None other than President Obama was running this locomotive, and GOP congressional leaders Mitch McConnell and John Boehner were the chief freight handlers. With the full corporate establishment onboard the TPP, its passage was a done deal. Except for one unforeseen obstacle: you. And you. And you. In other words, the American people!
The more you learned about what the TPP is carrying, the more you realized what a raw deal it is for your democratic rights, your jobs, income, health, environment, food, etc. — so the more involved you got in the StopTheTPP.org movement. “You The People” rose up in nearly every congressional district, and even though the national media didn’t notice you, Congress did. Thus, the done deal derailed — to the shock of Corporados and their politicos, nearly 70 percent of the House voted with the people against the Trans-Pacific Partnership.

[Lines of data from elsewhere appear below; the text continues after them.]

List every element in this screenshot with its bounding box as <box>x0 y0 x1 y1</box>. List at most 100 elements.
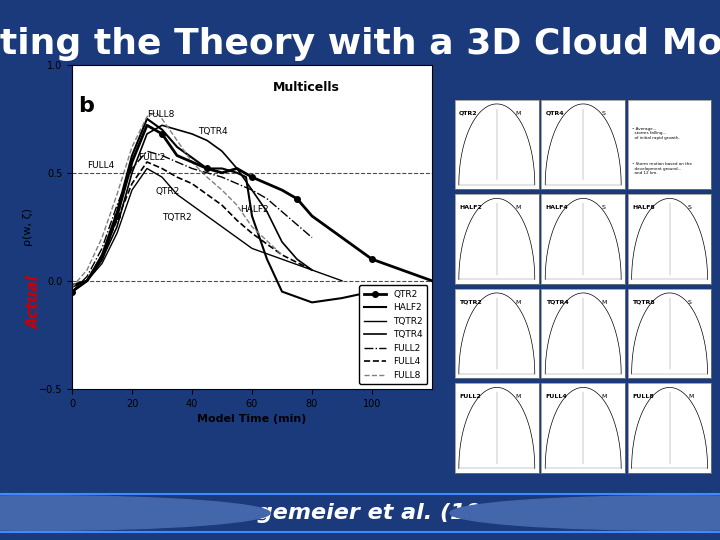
FULL4 <box>127 180 136 187</box>
TQTR4 <box>292 256 302 262</box>
Text: HALF4: HALF4 <box>546 205 568 210</box>
HALF2 <box>98 252 107 258</box>
Text: M: M <box>602 300 607 305</box>
FULL8 <box>233 202 241 208</box>
QTR2 <box>278 187 287 193</box>
Text: • Storm motion based on the
  development ground...
  and 12 km.: • Storm motion based on the development … <box>632 163 692 176</box>
FULL4 <box>83 278 91 284</box>
TQTR2 <box>143 165 151 172</box>
TQTR2 <box>98 260 107 267</box>
FULL8 <box>68 284 76 291</box>
TQTR2 <box>233 234 241 241</box>
QTR2 <box>263 180 271 187</box>
Text: QTR2: QTR2 <box>459 111 478 116</box>
Text: casa: casa <box>669 508 692 518</box>
FULL2 <box>248 187 256 193</box>
Legend: QTR2, HALF2, TQTR2, TQTR4, FULL2, FULL4, FULL8: QTR2, HALF2, TQTR2, TQTR4, FULL2, FULL4,… <box>359 285 428 384</box>
Text: FULL8: FULL8 <box>632 394 654 399</box>
TQTR4 <box>112 224 121 230</box>
FULL8 <box>217 187 226 193</box>
TQTR4 <box>203 137 212 144</box>
FULL8 <box>152 109 161 116</box>
FULL8 <box>188 159 197 165</box>
Text: FULL8: FULL8 <box>147 110 174 119</box>
HALF2 <box>278 288 287 295</box>
Text: S: S <box>688 300 692 305</box>
TQTR4 <box>307 267 316 273</box>
FULL4 <box>248 230 256 237</box>
QTR2 <box>83 278 91 284</box>
FULL4 <box>68 288 76 295</box>
FULL2 <box>278 208 287 215</box>
FULL8 <box>83 267 91 273</box>
TQTR4 <box>143 131 151 137</box>
TQTR2 <box>217 224 226 230</box>
Text: M: M <box>516 394 521 399</box>
FULL2 <box>233 180 241 187</box>
Text: S: S <box>688 205 692 210</box>
Text: TQTR2: TQTR2 <box>459 300 482 305</box>
Line: FULL2: FULL2 <box>72 151 312 292</box>
FULL2 <box>217 174 226 180</box>
HALF2 <box>203 165 212 172</box>
Text: FULL2: FULL2 <box>459 394 481 399</box>
Line: QTR2: QTR2 <box>69 123 435 294</box>
HALF2 <box>242 174 251 180</box>
FULL8 <box>112 191 121 198</box>
Text: FULL4: FULL4 <box>546 394 567 399</box>
QTR2 <box>68 288 76 295</box>
Line: HALF2: HALF2 <box>72 119 372 302</box>
QTR2 <box>428 278 436 284</box>
HALF2 <box>233 170 241 176</box>
TQTR4 <box>158 122 166 129</box>
QTR2 <box>397 267 406 273</box>
Circle shape <box>0 496 270 530</box>
QTR2 <box>217 170 226 176</box>
TQTR4 <box>173 126 181 133</box>
Text: b: b <box>78 96 94 116</box>
Text: M: M <box>516 205 521 210</box>
FULL2 <box>68 288 76 295</box>
Text: TQTR8: TQTR8 <box>632 300 654 305</box>
Text: Actual: Actual <box>27 275 42 329</box>
QTR2 <box>233 165 241 172</box>
QTR2 <box>127 159 136 165</box>
HALF2 <box>307 299 316 306</box>
FULL4 <box>143 159 151 165</box>
TQTR2 <box>68 284 76 291</box>
FULL8 <box>158 116 166 122</box>
TQTR4 <box>278 239 287 245</box>
FULL4 <box>278 252 287 258</box>
QTR2 <box>338 234 346 241</box>
TQTR4 <box>233 165 241 172</box>
TQTR4 <box>263 208 271 215</box>
TQTR4 <box>217 148 226 154</box>
FULL2 <box>83 273 91 280</box>
Text: M: M <box>516 111 521 116</box>
FULL2 <box>127 165 136 172</box>
HALF2 <box>263 256 271 262</box>
TQTR2 <box>112 230 121 237</box>
Text: TQTR4: TQTR4 <box>546 300 568 305</box>
TQTR2 <box>173 191 181 198</box>
HALF2 <box>68 282 76 288</box>
Circle shape <box>450 496 720 530</box>
X-axis label: Model Time (min): Model Time (min) <box>197 414 307 424</box>
QTR2 <box>368 256 377 262</box>
Text: TQTR2: TQTR2 <box>162 213 192 222</box>
QTR2 <box>173 152 181 159</box>
FULL2 <box>203 170 212 176</box>
Y-axis label: ρ(w, ζ): ρ(w, ζ) <box>23 208 33 246</box>
FULL4 <box>188 180 197 187</box>
TQTR2 <box>127 187 136 193</box>
FULL2 <box>112 202 121 208</box>
Text: S: S <box>602 205 606 210</box>
HALF2 <box>217 165 226 172</box>
HALF2 <box>158 126 166 133</box>
TQTR2 <box>188 202 197 208</box>
FULL8 <box>173 137 181 144</box>
FULL8 <box>248 224 256 230</box>
FULL4 <box>203 191 212 198</box>
FULL8 <box>203 174 212 180</box>
Text: Multicells: Multicells <box>273 80 339 94</box>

Of course Obama & Co. are trying to put their railroad job back on track, but that’ll be a heavy lift. The wreck of the TPP was not due to a glitch in legislative procedure, but to the establishment’s procedural miscalculation that we Americans will just sit still as it autocratically uses secrecy and lies to snatch away our democratic sovereignty.
The contrived wisdom foisted on us by the acolytes of the Holy Corporate Order is that ordinary folks can’t stop the Powers That Be from enthroning both an economic oligarchy and political plutocracy over us.
Indeed, the power elites on Wall Street, in Washington and up in the corporate suites got a major comeuppance when the U.S. House rejected their TPP scheme last Friday. The Trans-Pacific Partnership masqueraded as a free trade agreement, but of the 30 chapters of this thousand-page document, only six deal with trade — the other 24 add up to a book of anti-democratic horrors, further rigging the system to enrich the global corporate elite, while ensuring ever-widening inequities for the rest of us.But as a friend of mine puts it: “Those who say it can’t be done should not interrupt those who are doing it.”
Yet, the elites got a comeuppance because…well, because the grassroots literally came up. Such smart, savvy and scrappy public interest champions as Lori Wallach of Public Citizen’s Global Trade Watch and Larry Cohen of the Communications Workers of America dug out the details of TPP’s secret power play and went to the countryside to alert regular Americans. They and many, many others strategized, organized and mobilized, creating a mass coalition to oppose the entrenchment of what would be a global corporate kleptocracy. This was building beneath the radar of the clueless establishment media, which continue to assert that opposition to the TPP is coming from labor unions. Labor has certainly been key, but it is hardly alone, for environmental groups, small businesses, mayors, state officials, religious leaders, family farm advocates and a wide array of other grassroots activists have enlisted in the crucial democratic cause.
What we have here is something big, something important for the long run: The beginning of a cohesive, comprehensive movement to restore a forward-looking people’s politics based on the egalitarian principle that we’re all in this together.